The First Kiss Was in Her Name
“Yoo-jin.” My husband’s lips parted right in front of me.
Yoo-jin. A junior at his office, twenty-six, the porcelain curve of her neck I’d glimpsed at our wedding shoot. I stopped breathing. Yes—from this moment on, I am Yoo-jin.
When his trembling fingertips brushed my lashes and drifted downward, I closed my eyes without thinking. Yes, I want to be Yoo-jin too.
The Pleasure of Leaving Myself
This was no mere role-play. When my husband gripped my breast and murmured, “Yoo-jin’s chest is this small,” I became the owner of that smaller chest. My body became hers, and I rose above the bed as if levitating.
The instant I vanished, my husband grew fiercer. I witnessed how fiercely he wanted someone. That someone was me—yet at the same time, it was not me.
Mina’s Double Life
A café in Gangnam, Seoul. Mina, thirty-five, took a sip of Americano and whispered.

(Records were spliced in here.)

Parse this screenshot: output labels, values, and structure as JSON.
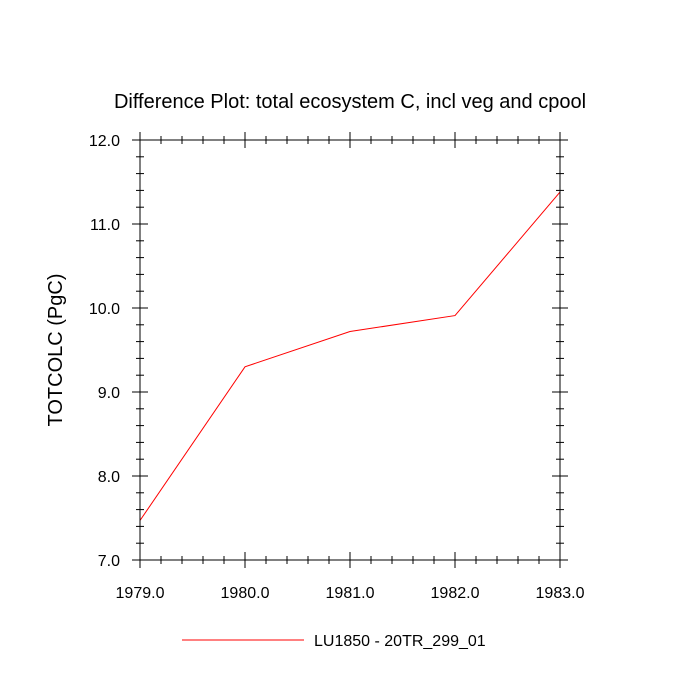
{
  "chart_data": {
    "type": "line",
    "title": "Difference Plot: total ecosystem C, incl veg and cpool",
    "xlabel": "",
    "ylabel": "TOTCOLC  (PgC)",
    "xlim": [
      1979.0,
      1983.0
    ],
    "ylim": [
      7.0,
      12.0
    ],
    "x_ticks": [
      1979.0,
      1980.0,
      1981.0,
      1982.0,
      1983.0
    ],
    "x_tick_labels": [
      "1979.0",
      "1980.0",
      "1981.0",
      "1982.0",
      "1983.0"
    ],
    "y_ticks": [
      7.0,
      8.0,
      9.0,
      10.0,
      11.0,
      12.0
    ],
    "y_tick_labels": [
      "7.0",
      "8.0",
      "9.0",
      "10.0",
      "11.0",
      "12.0"
    ],
    "y_minor_step": 0.2,
    "x_minor_step": 0.2,
    "grid": false,
    "legend_position": "bottom-center",
    "series": [
      {
        "name": "LU1850 - 20TR_299_01",
        "color": "#ff0000",
        "x": [
          1979.0,
          1980.0,
          1981.0,
          1982.0,
          1983.0
        ],
        "values": [
          7.47,
          9.3,
          9.72,
          9.91,
          11.38
        ]
      }
    ]
  }
}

The first time with her husband had been accidental. Mid-sex he had blurted out an ex-girlfriend’s name. Mina froze. Instead of apologizing, he pushed deeper and repeated it: “Ji-yeon, Ji-yeon-ah.”
“At first I cried. But…” She paused and wrapped her arms tightly around herself. “But strangely my body grew hotter. The fact that he wanted Ji-yeon—and that I was Ji-yeon.”
Two months later, Mina voluntarily put on Ji-yeon’s wig and the lingerie he’d bought. Her husband laid her on the dining table and whispered, “Ji-yeon did it here too.” In her mind Mina echoed, In this moment, I do not exist.
Soo-jin’s Forgotten Name
An apartment in Haeundae, Busan. Soo-jin, forty-two, discovered by accident that her husband whispered “Eun-seo,” his first love who had died ten years earlier. The word stared at her from his diary.
Soo-jin hunted down an old photo of Eun-seo and placed it on the bedside table while he slept. At dawn he woke, embraced Soo-jin, and murmured, “Eun-seo, I thought it was a dream.”
From that day on, Soo-jin wore Eun-seo’s perfume. I had to become a dead woman. For him to love me, I had to cease existing.
The Psychology of Embracing Taboo
Why do we surrender our bodies to such scenes? Psychologists call it “the collapse of identity boundaries.” The instant we become the object the other desires, we are momentarily freed from the weight of reality.
Yet it is also a brutal self-immolation: pleasure purchased by erasing oneself. When the beloved loves the me who is not me, we taste a transcendental deprivation.
In the moment I vanished, my husband truly wanted me. No—he wanted me without me.
A Question in Silence
Tonight, when my husband again calls “Yoo-jin-ah,” what answer will I give? I will whisper Yes, I am Yoo-jin and truly become her.
But one day, if he speaks my real name, will I be able to answer? Where will I be then?